Tackling Online Disinformation. The Construction of ‘Trustworthiness’ and ‘Best Practices’ in the European Commission Discourse on COVID-19
Abstract
Over the last few decades, misleading healthcare information and deceptions with false claims, conspiracy theories (CTs) and consumer fraud have endangered public health on a global scale. More recently, the COVID-19 pandemic has been accompanied by a substantial flow of false information and unceasing attempts by conspirators to influence debates in the official discourses, breeding on the fertile ground of people’s most basic anxieties and the present-day social and economic uncertainty. This paper investigates the discourse of the European Commission on disinformation in order to achieve institutional legitimation through the linguistic and discursive construction of ‘trustworthiness’, ‘credibility’, and ‘transparency’. The analysis considers the documents produced by the European Commission over the last few years (2018- 2021), to tackle the discourse that supports alternative views on official science.
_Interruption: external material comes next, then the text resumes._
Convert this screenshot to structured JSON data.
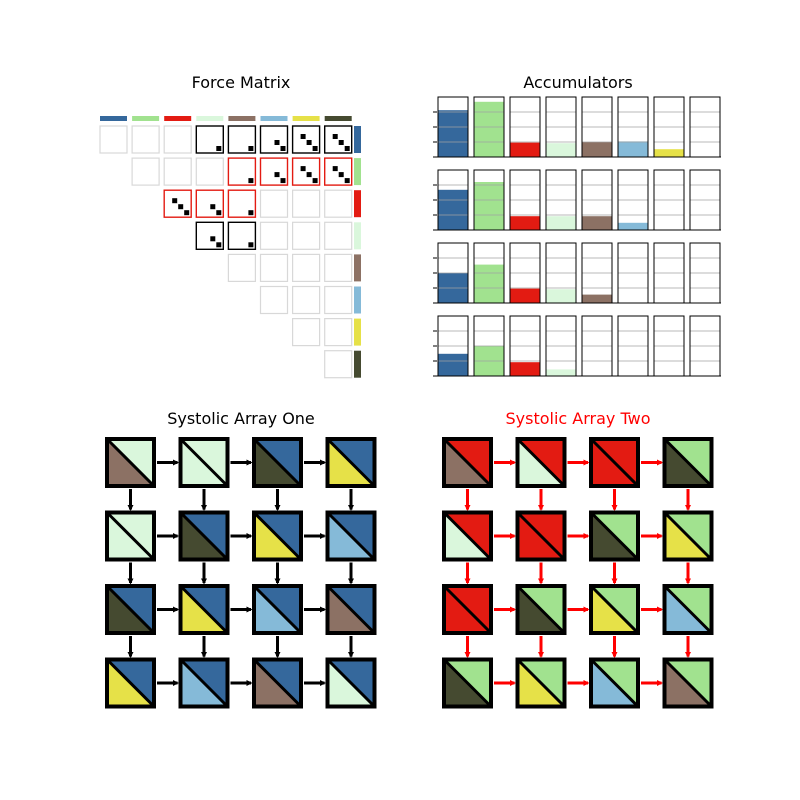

The results of the analysis reveal the EU discursive process of conceptualising ‘verifiably false or misleading information’ as ‘public harm’, while distancing it from the EU’s fight against disinformation’ that is discursively constructed as ‘the protection of the EU values’. In particular, the investigation will show how the lexical and phraseological interaction discursively removes the harmful potential of conspiracy theories activists, legitimises massive control measures as the most effective way to guarantee freedom of expression and pluralistic democratic debate, and empowers the EU’s image as the shield protecting the European citizens’ awareness and societal resilience (Flowerdew, Richardson 2018).